His family said that Toledo held dual citizenship with Mexico and had come to live permanently in the US so his family could look after him after he was injured in a car accident in Highland Park. “We brought him over here so he could have a better life. His sons wanted to take care of him and be more in his life, and then this tragedy happened,” his granddaughter said.
Another victim has been named by a local synagogue as Jacki Sundheim. The North Shore Congregation Israel confirmed to local media that Sundheim was a lifelong congregant and staffer.
In a statement, the synagogue said: “Our beloved Jacki Sundheim was one of the victims murdered at the Highland Park parade.”
It added: “Jacki’s work, kindness and warmth touched us all, from her early days teaching at the Gates of Learning Preschool to guiding innumerable among us through life’s moments of joy and sorrow as our Events and B’nei Mitzvah Coordinator – all of this with tireless dedication …
“There are no words sufficient to express the depth of our grief for Jacki’s death and sympathy for her family and loved ones.”
A law enforcement official confirmed a third victim was 88-year-old Steve Straus. Straus was a financial broker who worked in Chicago, commuting into the city every day, reported the New York Times.
“He was an honorable man who worked his whole life,” said Straus’s niece to the Times. “He should not have had to die this way.”
Straus, a Chicago financial adviser, was one of the first observers at the parade and attended it every year, his grandchildren said. Maxwell and Tobias Straus described their grandfather as a kind and active man who loved walking, biking and attending community events.
“The way he lived life, you’d think he was still middle-aged,” Maxwell Straus said in an interview.
The two brothers recalled Sunday night dinners with their grandparents as a favorite tradition. They said they had eaten with him the night before he was killed.
“America’s gun culture is killing grandparents,” said Maxwell Straus. “It’s very, just, terrible.”
At a press conference late on Tuesday, local authorities also announced the names and ages of three more victims. A seventh victim – and so far the last – has not yet been identified. The names of the other three were Katherine Goldstein, 64, Irina McCarthy, 35, and Kevin McCarthy, 37.
A GoFundMe page set up to help loved ones of Irina and Kevin McCarthy cover their funeral expenses described them as a married couple raising a 2-year-old son, Aiden.

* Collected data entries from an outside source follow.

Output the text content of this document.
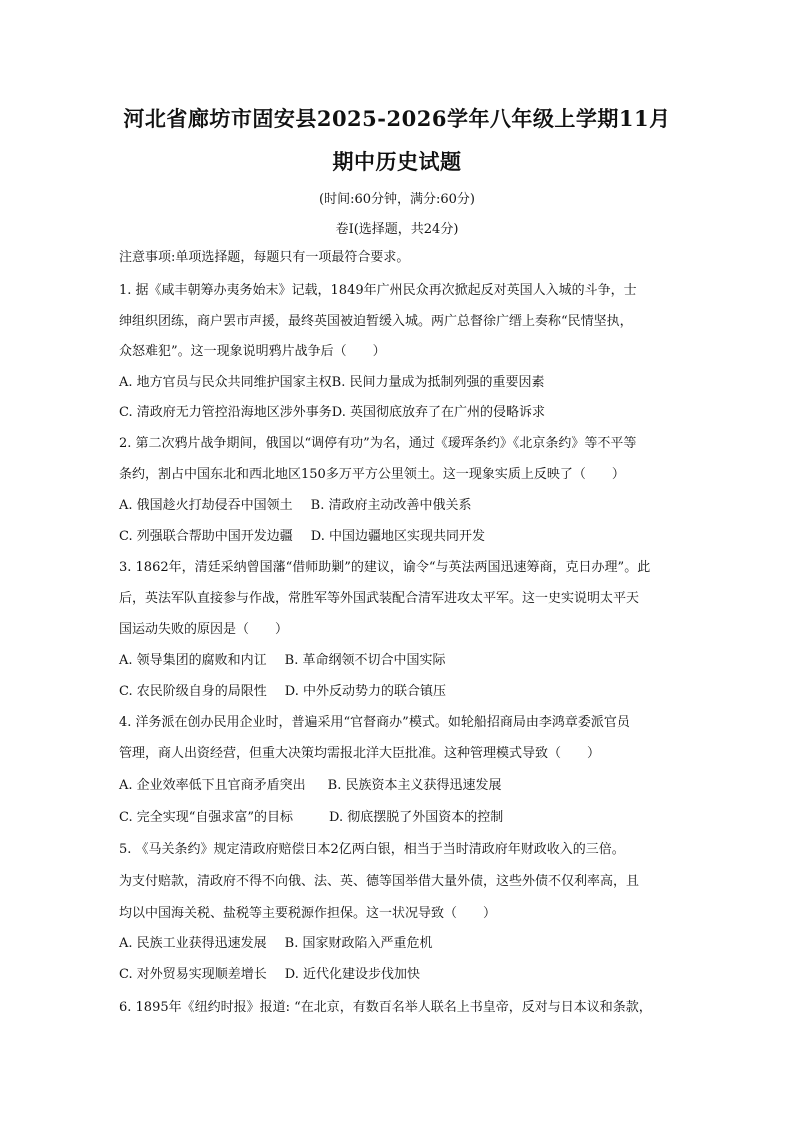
河北省廊坊市固安县2025-2026学年八年级上学期11月
期中历史试题
(时间:60分钟，满分:60分)
卷Ⅰ(选择题，共24分)
注意事项:单项选择题，每题只有一项最符合要求。
1. 据《咸丰朝筹办夷务始末》记载，1849年广州民众再次掀起反对英国人入城的斗争，士
绅组织团练，商户罢市声援，最终英国被迫暂缓入城。两广总督徐广缙上奏称“民情坚执，
众怒难犯”。这一现象说明鸦片战争后（　　）
A. 地方官员与民众共同维护国家主权B. 民间力量成为抵制列强的重要因素
C. 清政府无力管控沿海地区涉外事务D. 英国彻底放弃了在广州的侵略诉求
2. 第二次鸦片战争期间，俄国以“调停有功”为名，通过《瑷珲条约》《北京条约》等不平等
条约，割占中国东北和西北地区150多万平方公里领土。这一现象实质上反映了（　　）
A. 俄国趁火打劫侵吞中国领土 B. 清政府主动改善中俄关系
C. 列强联合帮助中国开发边疆 D. 中国边疆地区实现共同开发
3. 1862年，清廷采纳曾国藩“借师助剿”的建议，谕令“与英法两国迅速筹商，克日办理”。此
后，英法军队直接参与作战，常胜军等外国武装配合清军进攻太平军。这一史实说明太平天
国运动失败的原因是（　　）
A. 领导集团的腐败和内讧 B. 革命纲领不切合中国实际
C. 农民阶级自身的局限性 D. 中外反动势力的联合镇压
4. 洋务派在创办民用企业时，普遍采用“官督商办”模式。如轮船招商局由李鸿章委派官员
管理，商人出资经营，但重大决策均需报北洋大臣批准。这种管理模式导致（　　）
A. 企业效率低下且官商矛盾突出 B. 民族资本主义获得迅速发展
C. 完全实现“自强求富”的目标	D. 彻底摆脱了外国资本的控制
5. 《马关条约》规定清政府赔偿日本2亿两白银，相当于当时清政府年财政收入的三倍。
为支付赔款，清政府不得不向俄、法、英、德等国举借大量外债，这些外债不仅利率高，且
均以中国海关税、盐税等主要税源作担保。这一状况导致（　　）
A. 民族工业获得迅速发展 B. 国家财政陷入严重危机
C. 对外贸易实现顺差增长 D. 近代化建设步伐加快
6. 1895年《纽约时报》报道: “在北京，有数百名举人联名上书皇帝，反对与日本议和条款，
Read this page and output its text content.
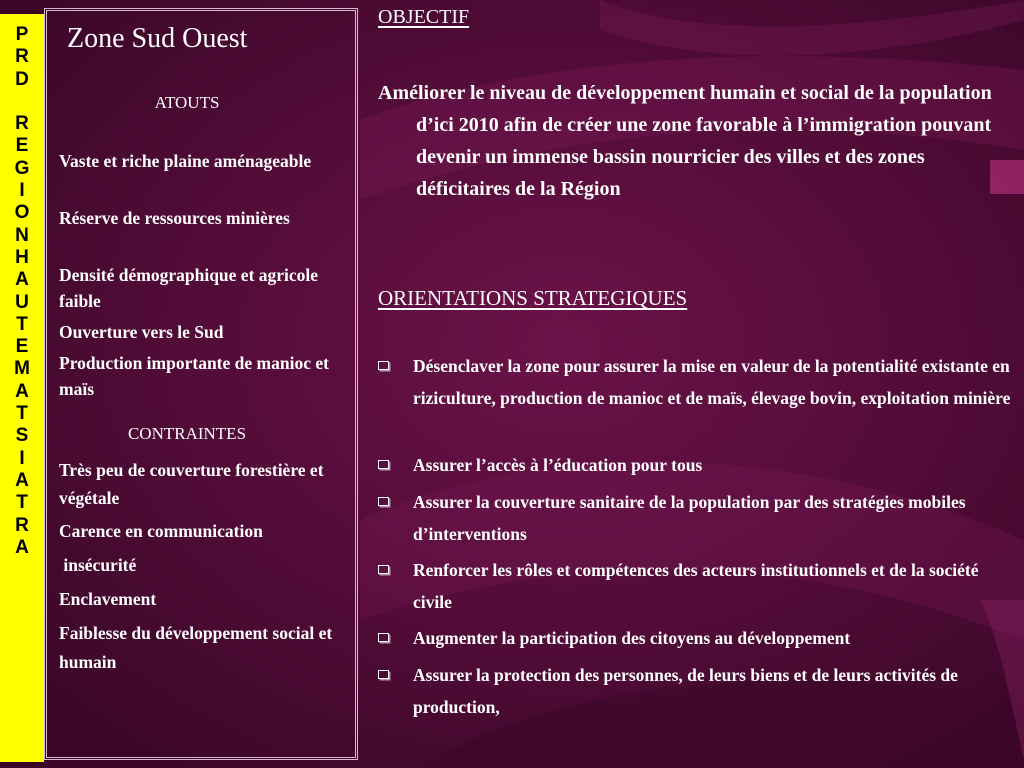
P
R
D
R
E
G
I
O
N
H
A
U
T
E
M
A
T
S
I
A
T
R
A
Zone Sud Ouest
ATOUTS
Vaste et riche plaine aménageable
Réserve de ressources minières
Densité démographique et agricole faible
Ouverture vers le Sud
Production importante de manioc et maïs
CONTRAINTES
Très peu de couverture forestière et végétale
Carence en communication
insécurité
Enclavement
Faiblesse du développement social et humain
OBJECTIF
Améliorer le niveau de développement humain et social de la population d’ici 2010 afin de créer une zone favorable à l’immigration pouvant devenir un immense bassin nourricier des villes et des zones déficitaires de la Région
ORIENTATIONS STRATEGIQUES
Désenclaver la zone pour assurer la mise en valeur de la potentialité existante en riziculture, production de manioc et de maïs, élevage bovin, exploitation minière
Assurer l’accès à l’éducation pour tous
Assurer la couverture sanitaire de la population par des stratégies mobiles d’interventions
Renforcer les rôles et compétences des acteurs institutionnels et de la société civile
Augmenter la participation des citoyens au développement
Assurer la protection des personnes, de leurs biens et de leurs activités de production,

The two were killed while at the parade with their boy, who was found wandering alone after the shooting and will now be raised by his grandparents, the GoFundMe page said.
“He will have a long road ahead to heal, find stability, and ultimately navigate life as an orphan,” the page said of Aiden, which added that donations would also support the toddler.
Irina McCarthy’s childhood friend Angela Vella described McCarthy as fun, personable and “somewhat of a tomboy” who liked to dress up nicely.
“She definitely had her own style, which I always admired,” Vella said in a short interview.
Katherine Goldstein was a mother of two daughters in their early 20s, Cassie and Alana. Goldstein’s husband described her as an easygoing travel companion who was always game to visit far-flung locales.
“She didn’t complain,” Craig Goldstein told the New York Times. “She was always along for the ride.”